God and His Demons is a 2010 polemic by political scientist and cultural critic Michael Parenti
, questioning their "holy" reputations and highlighting their ties to reactionary political regimes. Institutional Exploitation
One of the primary concerns with the concept of God and his demons is the problem of evil. If God is all-powerful, all-knowing, and benevolent, why does evil exist? The presence of demons, or malevolent entities, seems to contradict the notion of a benevolent God. This paradox is often referred to as the "problem of evil." If God is capable of preventing evil, knows that evil exists, and desires to prevent it, then why does evil persist?
The vision shifted. He saw a demon, the one who used to manage the file on "Children Who Die Before Baptism." The demon had not stopped working. It couldn't. It was its nature. For ten thousand years, it had been filing the same infinite folder, but now there was no destination for the files. So the demon had improvised. It had started filing them in the hearts of the living. Into the quiet moments before sleep. Into the space between a parent's goodbye and a car crash.
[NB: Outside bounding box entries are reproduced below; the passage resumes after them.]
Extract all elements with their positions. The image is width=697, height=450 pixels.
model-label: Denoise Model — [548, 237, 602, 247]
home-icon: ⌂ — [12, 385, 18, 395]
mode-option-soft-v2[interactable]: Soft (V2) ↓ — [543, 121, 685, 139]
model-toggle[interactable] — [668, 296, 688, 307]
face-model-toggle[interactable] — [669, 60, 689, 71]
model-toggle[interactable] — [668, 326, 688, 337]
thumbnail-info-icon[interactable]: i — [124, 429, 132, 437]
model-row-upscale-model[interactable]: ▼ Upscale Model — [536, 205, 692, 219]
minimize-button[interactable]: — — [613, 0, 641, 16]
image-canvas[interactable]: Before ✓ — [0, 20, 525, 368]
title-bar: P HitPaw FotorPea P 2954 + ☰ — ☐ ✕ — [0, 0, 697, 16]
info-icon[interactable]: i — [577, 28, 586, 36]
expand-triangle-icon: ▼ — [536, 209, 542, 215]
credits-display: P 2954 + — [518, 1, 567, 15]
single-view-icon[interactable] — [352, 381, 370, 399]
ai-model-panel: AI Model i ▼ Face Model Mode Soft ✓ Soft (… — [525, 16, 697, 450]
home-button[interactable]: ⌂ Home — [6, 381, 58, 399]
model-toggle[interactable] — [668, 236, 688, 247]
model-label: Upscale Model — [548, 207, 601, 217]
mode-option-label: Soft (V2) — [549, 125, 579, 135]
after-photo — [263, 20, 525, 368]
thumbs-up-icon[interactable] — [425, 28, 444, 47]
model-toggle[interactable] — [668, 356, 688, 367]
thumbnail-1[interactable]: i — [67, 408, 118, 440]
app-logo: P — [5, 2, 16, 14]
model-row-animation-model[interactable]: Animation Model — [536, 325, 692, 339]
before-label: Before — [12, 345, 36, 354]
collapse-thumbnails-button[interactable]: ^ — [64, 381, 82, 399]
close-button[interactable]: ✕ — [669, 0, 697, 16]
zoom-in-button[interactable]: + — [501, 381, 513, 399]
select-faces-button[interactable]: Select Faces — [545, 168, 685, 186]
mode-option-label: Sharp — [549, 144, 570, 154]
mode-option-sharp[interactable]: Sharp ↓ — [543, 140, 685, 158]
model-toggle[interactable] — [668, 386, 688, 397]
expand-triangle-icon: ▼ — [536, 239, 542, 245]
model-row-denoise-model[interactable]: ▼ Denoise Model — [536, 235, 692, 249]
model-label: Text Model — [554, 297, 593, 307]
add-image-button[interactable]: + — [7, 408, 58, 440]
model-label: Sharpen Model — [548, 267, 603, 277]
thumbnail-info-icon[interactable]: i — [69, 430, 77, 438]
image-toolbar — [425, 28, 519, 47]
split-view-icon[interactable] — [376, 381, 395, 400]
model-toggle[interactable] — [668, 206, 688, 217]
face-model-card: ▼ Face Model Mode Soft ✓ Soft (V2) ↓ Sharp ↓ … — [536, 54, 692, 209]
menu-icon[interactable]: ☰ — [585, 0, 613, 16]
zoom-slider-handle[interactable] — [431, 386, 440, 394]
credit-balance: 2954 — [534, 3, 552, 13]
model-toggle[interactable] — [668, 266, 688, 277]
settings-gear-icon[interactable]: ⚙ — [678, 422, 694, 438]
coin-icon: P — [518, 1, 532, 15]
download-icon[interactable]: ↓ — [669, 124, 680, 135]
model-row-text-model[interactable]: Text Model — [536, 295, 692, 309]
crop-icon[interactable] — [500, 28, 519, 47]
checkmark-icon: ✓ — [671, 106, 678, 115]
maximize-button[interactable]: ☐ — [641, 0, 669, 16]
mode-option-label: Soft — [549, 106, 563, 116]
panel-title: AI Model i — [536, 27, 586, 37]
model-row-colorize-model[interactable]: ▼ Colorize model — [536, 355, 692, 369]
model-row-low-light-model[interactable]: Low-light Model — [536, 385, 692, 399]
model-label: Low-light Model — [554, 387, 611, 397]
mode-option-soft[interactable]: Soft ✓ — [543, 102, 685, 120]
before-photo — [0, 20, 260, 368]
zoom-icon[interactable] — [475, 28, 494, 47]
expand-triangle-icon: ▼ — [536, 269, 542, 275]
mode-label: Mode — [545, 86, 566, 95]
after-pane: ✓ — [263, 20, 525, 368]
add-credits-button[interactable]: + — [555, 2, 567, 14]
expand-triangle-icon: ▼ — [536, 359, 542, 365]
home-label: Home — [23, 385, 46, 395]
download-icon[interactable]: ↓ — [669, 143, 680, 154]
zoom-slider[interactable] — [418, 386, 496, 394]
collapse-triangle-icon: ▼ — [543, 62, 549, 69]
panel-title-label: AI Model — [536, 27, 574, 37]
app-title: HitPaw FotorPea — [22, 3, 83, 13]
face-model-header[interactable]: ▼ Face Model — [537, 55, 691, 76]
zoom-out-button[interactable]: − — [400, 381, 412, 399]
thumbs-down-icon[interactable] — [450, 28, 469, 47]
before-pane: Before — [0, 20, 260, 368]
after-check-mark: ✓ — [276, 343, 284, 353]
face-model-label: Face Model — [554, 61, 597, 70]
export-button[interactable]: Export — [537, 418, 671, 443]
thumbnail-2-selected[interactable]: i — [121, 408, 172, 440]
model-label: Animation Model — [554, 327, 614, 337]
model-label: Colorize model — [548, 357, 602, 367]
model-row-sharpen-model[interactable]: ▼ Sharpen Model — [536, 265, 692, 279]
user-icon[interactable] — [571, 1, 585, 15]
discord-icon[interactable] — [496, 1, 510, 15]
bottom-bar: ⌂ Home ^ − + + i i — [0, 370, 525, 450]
Institutional Hypocrisy: He critiques historical figures often considered "saints" (such as Mother Teresa) and explores the political alliances between religious institutions and right-wing regimes. Accessing the Text
Assuming you are looking for the content rather than just the file, here are the three major arguments you will encounter if you locate the document.
Unique among critics, Parenti extends his scrutiny to Eastern traditions. He specifically challenges the "Shangri-La myths" of old Tibet, describing the oppressive feudal control maintained by Buddhist clerics before 1959. Is There Hope for the Sacred?